Pernyataan tersebut disampaikan dalam Rapat Paripurna DPRD Kota Banjarbaru yang membahas tanggapan fraksi-fraksi terhadap penjelasan pemerintah daerah. Kamis (02/07/2026).
Meski memberikan persetujuan, Fraksi PKB menyampaikan sejumlah catatan penting yang dinilai perlu menjadi perhatian Pemerintah Kota Banjarbaru, terutama terkait pengelolaan keuangan daerah dan peningkatan kemandirian fiskal.
Ketua Fraksi PKB DPRD Kota Banjarbaru, Ririk Sumari R, mengapresiasi keberhasilan Pemerintah Kota Banjarbaru yang kembali meraih opini Wajar Tanpa Pengecualian (WTP) dari BPK RI atas Laporan Keuangan Pemerintah Daerah Tahun Anggaran 2025.
Menurutnya, capaian tersebut menunjukkan komitmen pemerintah dalam menjaga akuntabilitas pengelolaan keuangan.
Dari sisi realisasi anggaran, pendapatan daerah berhasil melampaui target dengan capaian 122,53 persen, sedangkan realisasi belanja daerah mencapai 91,62 persen.”Kami mengapresiasi tingginya realisasi pendapatan daerah. Namun, ketergantungan terhadap dana transfer dari pemerintah pusat masih perlu dikurangi. Pemerintah Kota harus terus berinovasi meningkatkan Pendapatan Asli Daerah (PAD) tanpa menambah beban bagi masyarakat,” ujar Ririk.
Selain itu, Fraksi PKB meminta pemerintah daerah melakukan evaluasi terhadap realisasi belanja yang belum mencapai target maksimal. Menurutnya, optimalisasi penyerapan anggaran menjadi indikator penting dalam mengukur efektivitas perencanaan dan pelaksanaan program pembangunan.

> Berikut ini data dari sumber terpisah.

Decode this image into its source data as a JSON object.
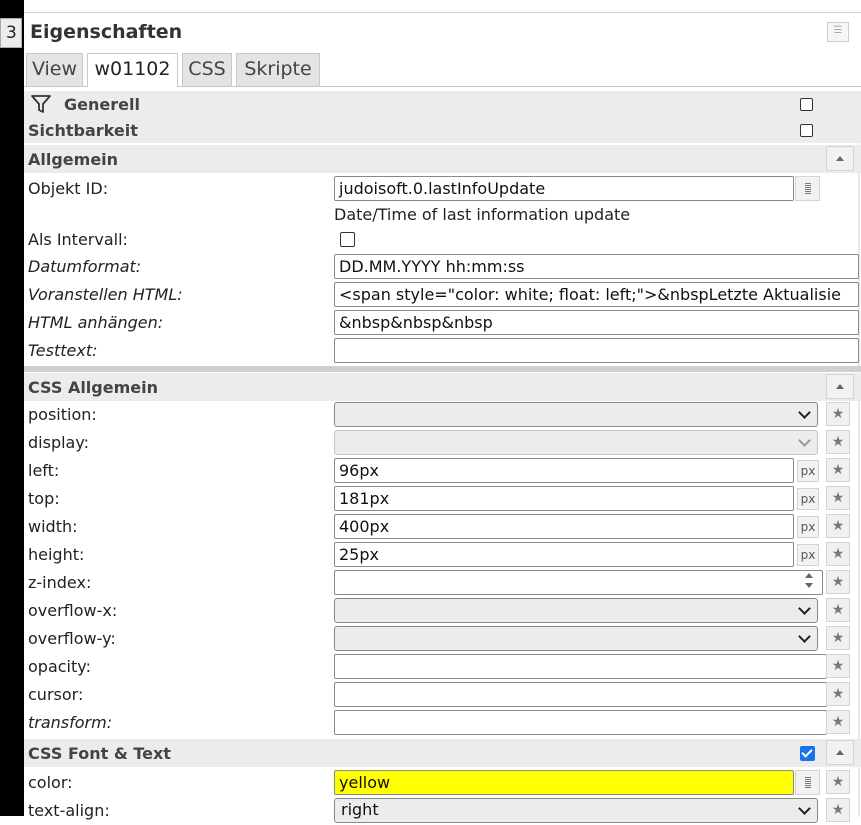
{
  "tab_marker": "3",
  "panel": {
    "title": "Eigenschaften",
    "tabs": [
      "View",
      "w01102",
      "CSS",
      "Skripte"
    ],
    "active_tab": "w01102"
  },
  "sections": {
    "generell": {
      "label": "Generell",
      "checked": false
    },
    "sichtbarkeit": {
      "label": "Sichtbarkeit",
      "checked": false
    },
    "allgemein": {
      "label": "Allgemein"
    },
    "css_allgemein": {
      "label": "CSS Allgemein"
    },
    "css_font_text": {
      "label": "CSS Font & Text",
      "checked": true
    }
  },
  "allgemein": {
    "objekt_id": {
      "label": "Objekt ID:",
      "value": "judoisoft.0.lastInfoUpdate",
      "description": "Date/Time of last information update"
    },
    "als_intervall": {
      "label": "Als Intervall:",
      "checked": false
    },
    "datumformat": {
      "label": "Datumformat:",
      "value": "DD.MM.YYYY hh:mm:ss"
    },
    "voranstellen_html": {
      "label": "Voranstellen HTML:",
      "value": "<span style=\"color: white; float: left;\">&nbspLetzte Aktualisie"
    },
    "html_anhaengen": {
      "label": "HTML anhängen:",
      "value": "&nbsp&nbsp&nbsp"
    },
    "testtext": {
      "label": "Testtext:",
      "value": ""
    }
  },
  "css_allgemein": {
    "position": {
      "label": "position:",
      "value": ""
    },
    "display": {
      "label": "display:",
      "value": ""
    },
    "left": {
      "label": "left:",
      "value": "96px",
      "unit": "px"
    },
    "top": {
      "label": "top:",
      "value": "181px",
      "unit": "px"
    },
    "width": {
      "label": "width:",
      "value": "400px",
      "unit": "px"
    },
    "height": {
      "label": "height:",
      "value": "25px",
      "unit": "px"
    },
    "z_index": {
      "label": "z-index:",
      "value": ""
    },
    "overflow_x": {
      "label": "overflow-x:",
      "value": ""
    },
    "overflow_y": {
      "label": "overflow-y:",
      "value": ""
    },
    "opacity": {
      "label": "opacity:",
      "value": ""
    },
    "cursor": {
      "label": "cursor:",
      "value": ""
    },
    "transform": {
      "label": "transform:",
      "value": ""
    }
  },
  "css_font_text": {
    "color": {
      "label": "color:",
      "value": "yellow",
      "swatch": "#ffff00"
    },
    "text_align": {
      "label": "text-align:",
      "value": "right"
    }
  },
  "icons": {
    "star": "star-icon",
    "filter": "filter-icon",
    "object_browse": "object-browse-icon"
  },
  "colors": {
    "header_bg": "#ececec",
    "checkbox_checked": "#1a73e8",
    "color_field_bg": "#ffff00"
  }
}
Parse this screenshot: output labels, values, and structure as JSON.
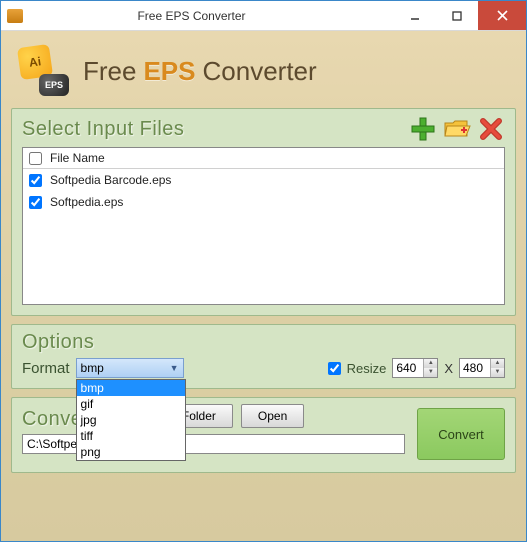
{
  "window": {
    "title": "Free EPS Converter"
  },
  "app": {
    "logo_main": "Ai",
    "logo_sub": "EPS",
    "title_seg1": "Free",
    "title_seg2": "EPS",
    "title_seg3": "Converter"
  },
  "input_section": {
    "title": "Select Input Files",
    "header_checked": false,
    "header_label": "File Name",
    "files": [
      {
        "name": "Softpedia Barcode.eps",
        "checked": true
      },
      {
        "name": "Softpedia.eps",
        "checked": true
      }
    ],
    "icons": {
      "add": "plus-icon",
      "browse": "folder-icon",
      "remove": "x-icon"
    }
  },
  "options": {
    "title": "Options",
    "format_label": "Format",
    "format_selected": "bmp",
    "format_options": [
      "bmp",
      "gif",
      "jpg",
      "tiff",
      "png"
    ],
    "resize_label": "Resize",
    "resize_checked": true,
    "resize_width": "640",
    "resize_x": "X",
    "resize_height": "480"
  },
  "convert": {
    "title": "Convert",
    "output_folder_btn": "Output Folder",
    "open_btn": "Open",
    "convert_btn": "Convert",
    "output_path": "C:\\SoftpediaTest"
  },
  "colors": {
    "accent_orange": "#d98a1e",
    "panel_green": "#d5e4c4",
    "convert_green": "#8bc95f",
    "titlebar_close": "#c94a3b"
  }
}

“PKB juga meminta penjelasan mengenai tidak terserapnya anggaran pada pos Belanja Tidak Terduga (BTT) dan belanja transfer selama Tahun Anggaran 2025,” tegasnya.
Tak hanya itu, Fraksi PKB menegaskan pentingnya tindak lanjut atas seluruh rekomendasi hasil pemeriksaan BPK RI sebagai upaya memperkuat tata kelola pemerintahan yang transparan, akuntabel, dan bebas dari penyimpangan.
Dengan berbagai catatan tersebut, Fraksi PKB menyatakan menerima Raperda Pertanggungjawaban Pelaksanaan APBD Tahun Anggaran 2025 untuk dilanjutkan ke tahap pembahasan bersama DPRD Kota Banjarbaru.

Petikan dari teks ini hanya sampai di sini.